Que vous soyez co-certificateur, seul organisme certificateur ou organisme de formation potentiel partenaire, cet article vous apportera de précieux conseils pour votre développement. Vous découvrirez le formidable processus décisionnel de Francine, le « FORDEC », mais également les avantages et les inconvénients d’être deux lorsque l’on rencontre les potentiels partenaires.
Bonne lecture !
Interview
Quatre & Associés : Bonjour Francine, avant de parler du réseau de partenaires, pouvez-vous nous dire quelques mots sur votre partenariat avec Drone Expertise Centre ? Pourquoi avez-vous choisi ce partenaire et comment qualifiez-vous votre partenariat ?

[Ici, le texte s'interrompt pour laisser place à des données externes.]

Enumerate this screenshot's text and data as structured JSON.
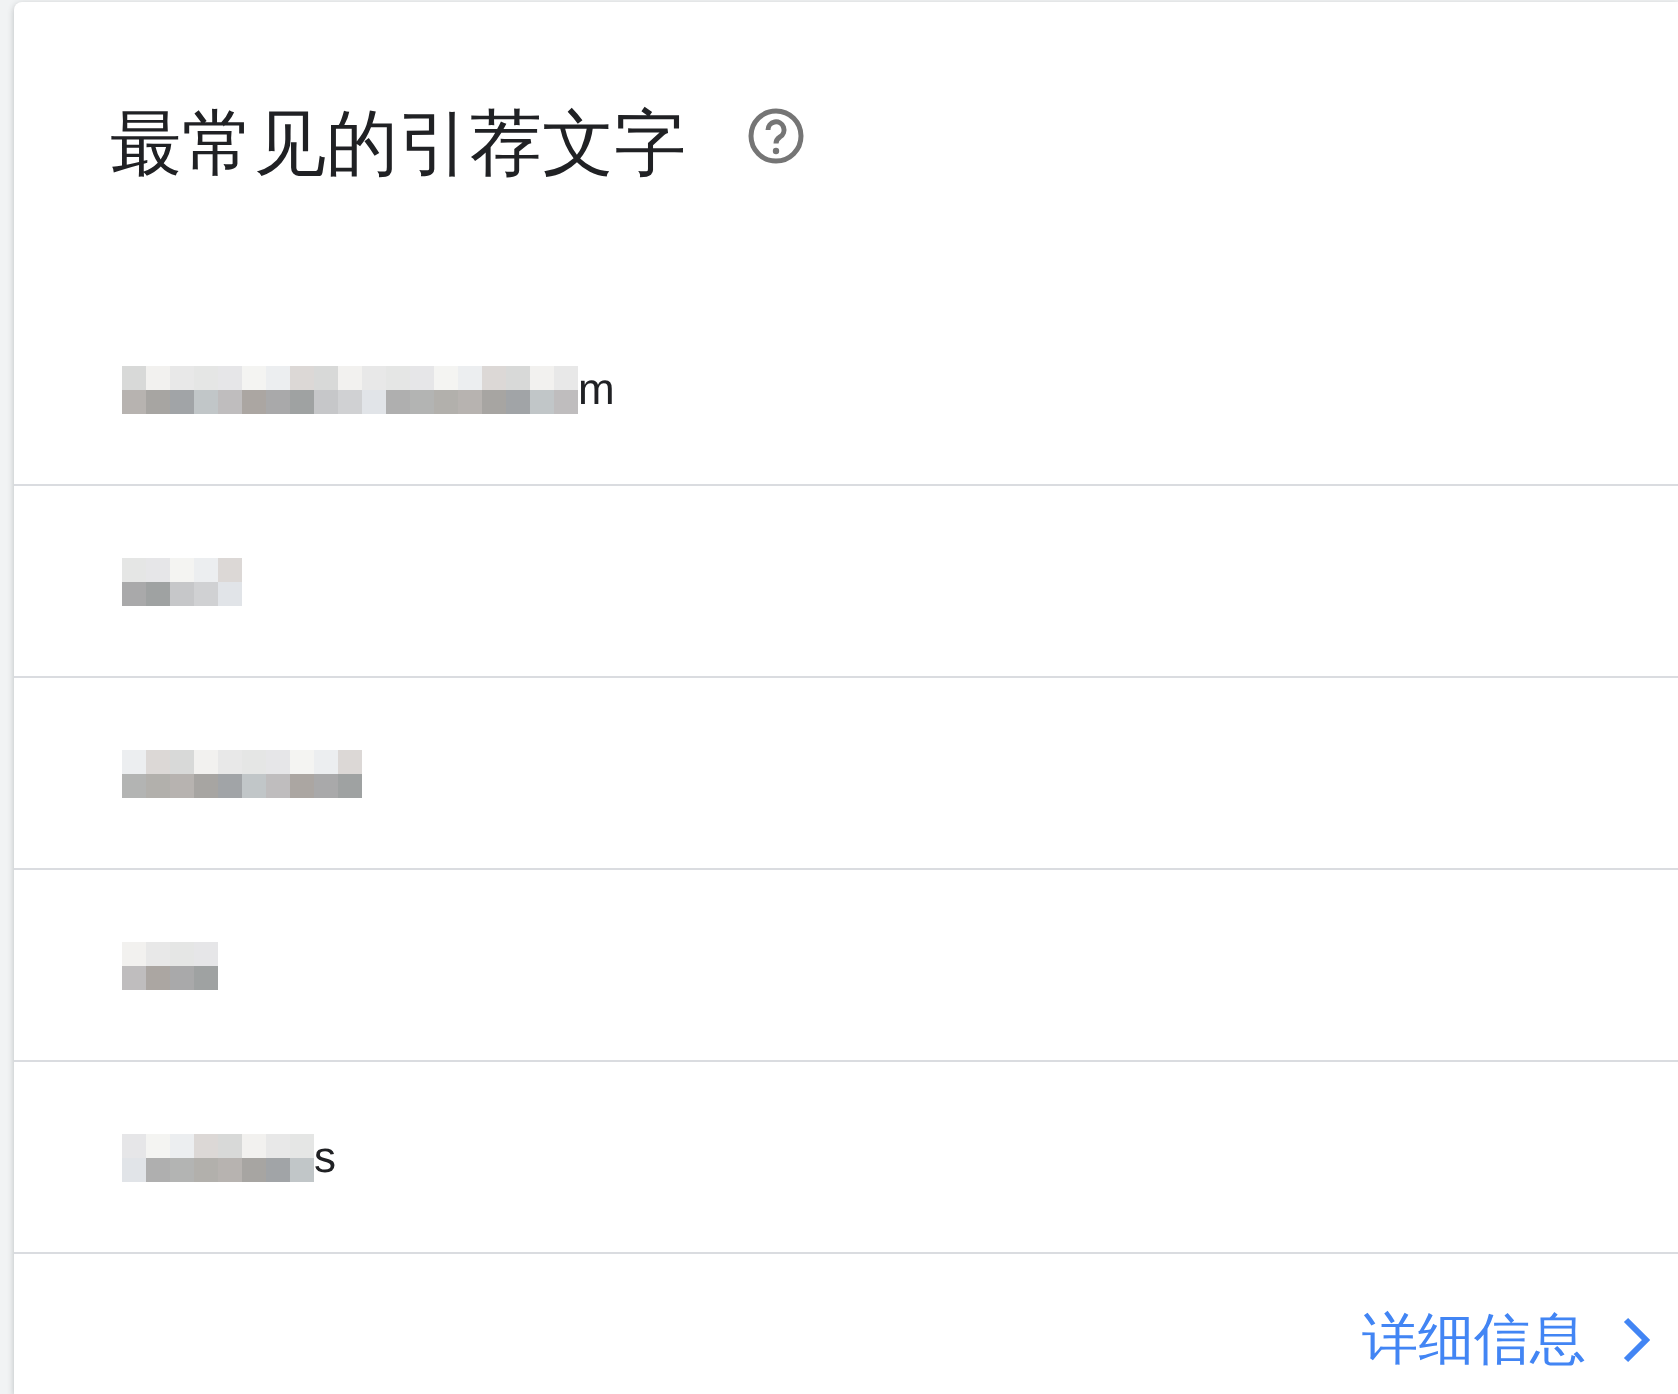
{
  "card": {
    "title": "最常见的引荐文字",
    "rows": [
      {
        "masked": true,
        "suffix": "m"
      },
      {
        "masked": true
      },
      {
        "masked": true
      },
      {
        "masked": true
      },
      {
        "masked": true,
        "suffix": "s"
      }
    ],
    "link": {
      "label": "详细信息"
    }
  }
}
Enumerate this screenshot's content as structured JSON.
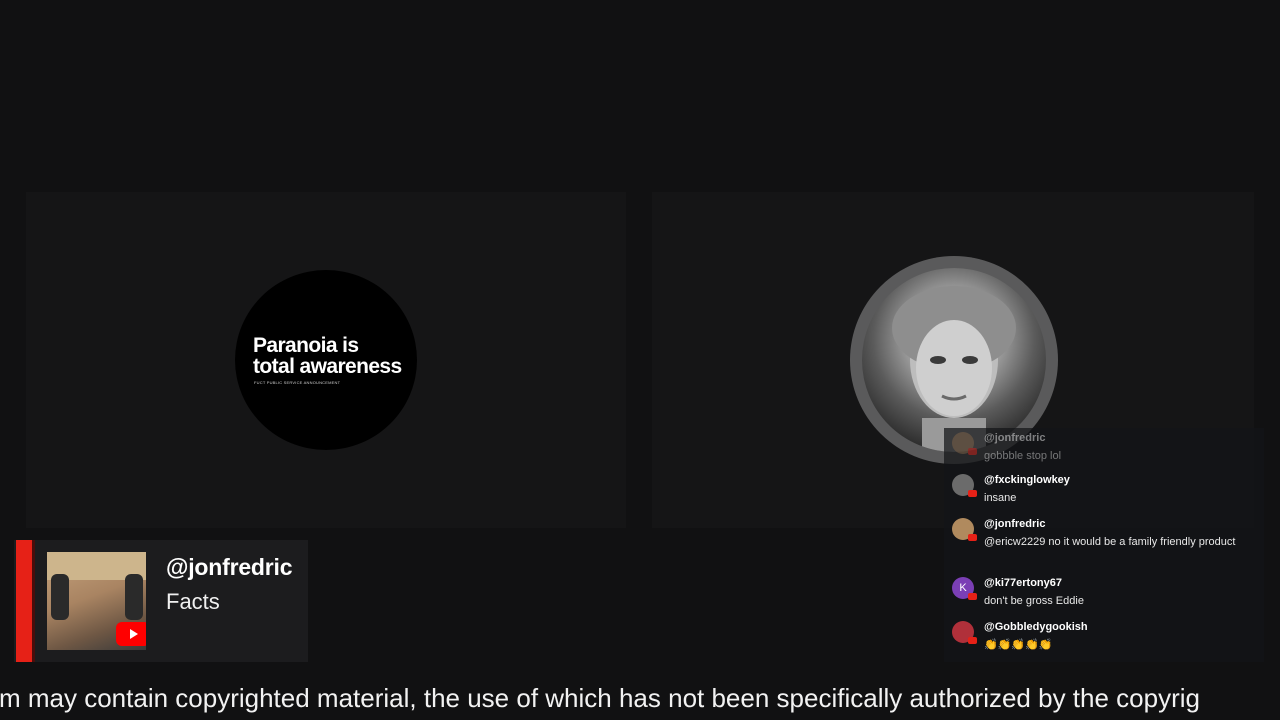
{
  "left_panel": {
    "avatar_text_line1": "Paranoia is",
    "avatar_text_line2": "total awareness",
    "avatar_tiny_text": "FUCT PUBLIC SERVICE ANNOUNCEMENT"
  },
  "chat": {
    "messages": [
      {
        "author": "@jonfredric",
        "text": "gobbble stop lol",
        "avatar_color": "#8a6a4a"
      },
      {
        "author": "@fxckinglowkey",
        "text": "insane",
        "avatar_color": "#6b6b6b"
      },
      {
        "author": "@jonfredric",
        "text": "@ericw2229 no it would be a family friendly product",
        "avatar_color": "#b08a5e"
      },
      {
        "author": "@ki77ertony67",
        "text": "don't be gross Eddie",
        "avatar_color": "#7b3fb5",
        "avatar_letter": "K"
      },
      {
        "author": "@Gobbledygookish",
        "text": "👏👏👏👏👏",
        "avatar_color": "#b0303a"
      }
    ]
  },
  "lower_third": {
    "handle": "@jonfredric",
    "subtitle": "Facts"
  },
  "ticker": {
    "text": "m may contain copyrighted material, the use of which has not been specifically authorized by the copyrig"
  },
  "colors": {
    "background": "#111112",
    "accent_red": "#e62117"
  }
}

Francine C : Bonjour ! Oui bien sûr : après que l’idée de créer un organisme de formation ait germé en 2019, j’ai rapidement consulté les notes et Vademecum de France Compétences. Je les ai lues et relues, surligné certains paragraphes jusqu’à en rêver la nuit ! À chaque étape, je me suis interrogée « suis-je capable seule de répondre à ces critères ? Dans 90% des cas, je répondais NON. La cause était entendue : j’avais besoin d’un OF expert en photogrammétrie. Partenaire commercial ou cocertificateur ? Il nous a fallu deux ans pour comprendre les enjeux, les risques, les bénéfices, les obligations d’une telle association et de partager les mêmes points de vue, constamment remis à l’ouvrage. La décision de déposer le dossier en tant que cocertificateurs s’est faite au fil des échanges, de la construction du référentiel…
“Toute la période précédant le dépôt (2019-2021) a permis de se jauger, d’évaluer nos forces respectives, nos faiblesses, nos atouts et nos travers, nos penchants, nos inclinations propres, nos préférences et surtout, ce temps nous a permis de clarifier nos intentions partagées ou particulières avant de prendre une telle décision.”
Q&A : Vous avez privilégié le temps et la prudence pour choisir votre partenaire certificateur et aujourd’hui pour choisir vos partenaires habilités, ce n’est pas le cas pour tout le monde, quelles sont vos raisons ?
Francine C : Si la prudence est de mise dans chaque décision que je prends – certainement ma vie de pilote de ligne a marqué en moi ce grand principe – le temps du processus tient aux différentes situations que l’on rencontre jusqu’à la décision. Il est d’abord primordial de se poser la question « quelle est mon intention à associer mon OC à un partenaire ? » C’est déjà une question qui mérite que l’on s’y attarde. Ensuite, on répertorie toutes les bonnes et les mauvaises raisons… Je prends toutes mes décisions selon un FORDEC…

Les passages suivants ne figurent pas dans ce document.